A strong steer from the Cabinet Office will help to stiffen the spine of senior civil servants who, to date, have themselves been afraid to challenge the he/hims, she/hers and they/thems in their organisations. The Reindorf Review is helping University Vice Chancellors do the same.
We suspect that many already know that something has gone badly wrong in their diversity and inclusion policies and departments. As Senior Psychiatrist David Bell said of the many clinicians with concerns about the youth transitioning GIDs unit at the Tavistock Clinic:
“It was peculiar. You could see that everyone knew about it and yet no one wanted to know about it. In the adult department, there was a sense that we didn’t want to find out what went on there, because we might not have liked it if we did.”
…So what should the government do? It should tell (or recommend where decision-making is at arm’s length) ministries and government agencies to suspend renewal of their membership of the Stonewall Champions Scheme this year pending review, and not to participate in this year’s Workplace Equality Index, which opens on June 15th.

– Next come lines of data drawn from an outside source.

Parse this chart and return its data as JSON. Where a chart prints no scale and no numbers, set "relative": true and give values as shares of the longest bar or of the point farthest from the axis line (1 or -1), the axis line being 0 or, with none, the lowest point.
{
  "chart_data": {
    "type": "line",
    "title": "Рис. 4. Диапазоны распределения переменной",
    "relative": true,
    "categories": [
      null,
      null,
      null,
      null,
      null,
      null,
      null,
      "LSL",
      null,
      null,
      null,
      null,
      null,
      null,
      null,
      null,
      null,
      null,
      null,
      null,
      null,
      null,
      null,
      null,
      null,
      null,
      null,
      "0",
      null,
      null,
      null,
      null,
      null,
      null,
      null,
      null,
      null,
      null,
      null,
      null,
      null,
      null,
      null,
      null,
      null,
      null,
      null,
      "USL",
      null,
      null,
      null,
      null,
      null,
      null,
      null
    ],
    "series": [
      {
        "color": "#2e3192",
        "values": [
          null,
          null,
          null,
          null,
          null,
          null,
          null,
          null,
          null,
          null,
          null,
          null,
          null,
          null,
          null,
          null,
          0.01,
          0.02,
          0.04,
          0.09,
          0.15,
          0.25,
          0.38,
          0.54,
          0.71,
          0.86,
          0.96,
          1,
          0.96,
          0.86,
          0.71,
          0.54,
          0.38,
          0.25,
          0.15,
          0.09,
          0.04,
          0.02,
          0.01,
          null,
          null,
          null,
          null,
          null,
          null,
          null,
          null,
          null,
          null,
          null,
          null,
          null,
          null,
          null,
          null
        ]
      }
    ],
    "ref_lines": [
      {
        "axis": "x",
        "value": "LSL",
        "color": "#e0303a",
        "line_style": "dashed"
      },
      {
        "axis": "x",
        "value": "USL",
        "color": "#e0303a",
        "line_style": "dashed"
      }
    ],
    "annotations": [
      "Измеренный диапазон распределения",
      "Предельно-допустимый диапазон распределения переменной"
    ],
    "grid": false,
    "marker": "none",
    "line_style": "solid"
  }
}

Instead, they should initiate a process of “truth and reconciliation”, both internally and with the public. This starts with “finding” the missing information from previous years’ submissions to the Stonewall Scheme, and the associated decision-making, and publishing these in full.
They should divert the time and money that would have been used to undertake the Stonewall survey and compliance scheme this year towards investigating it. Instead of initiating the annual Stonewall staff survey, they should carry out an information-gathering process with staff to find out what they really think about the gender-neutral toilets, conflation of sex and gender identity, pronoun announcements, rainbow lanyards and mandatory IDAHOBIT appreciation. To make this meaningful, they will first have to convince staff that they can speak the truth without fear of losing their job.
…Ultimately, the government should establish a wide-ranging independent inquiry into government bodies’ use of the Stonewall scheme, and their reliance on external lobby groups for training and accreditation around diversity and inclusion in general.
But the first step for Monday morning is transparency and setting a new tone from the top. Let the sunlight in and declare a decisive end to the era of “no debate”.
I like sunlight. We all do. Sunlight is good for you. It is good for us all. And there seems to be more sunlight around at the moment than in recent times. It's good. It's healthy. I love it. The more sunlight, the better I say.
And It is lovely and bright and it seems to be getting brighter almost daily.
Openness all the way! The days when Stonewall policies have been implemented by stealth should be gone forever. If it can't stand up to scrutiny, it has no place influencing decision-making or safeguarding.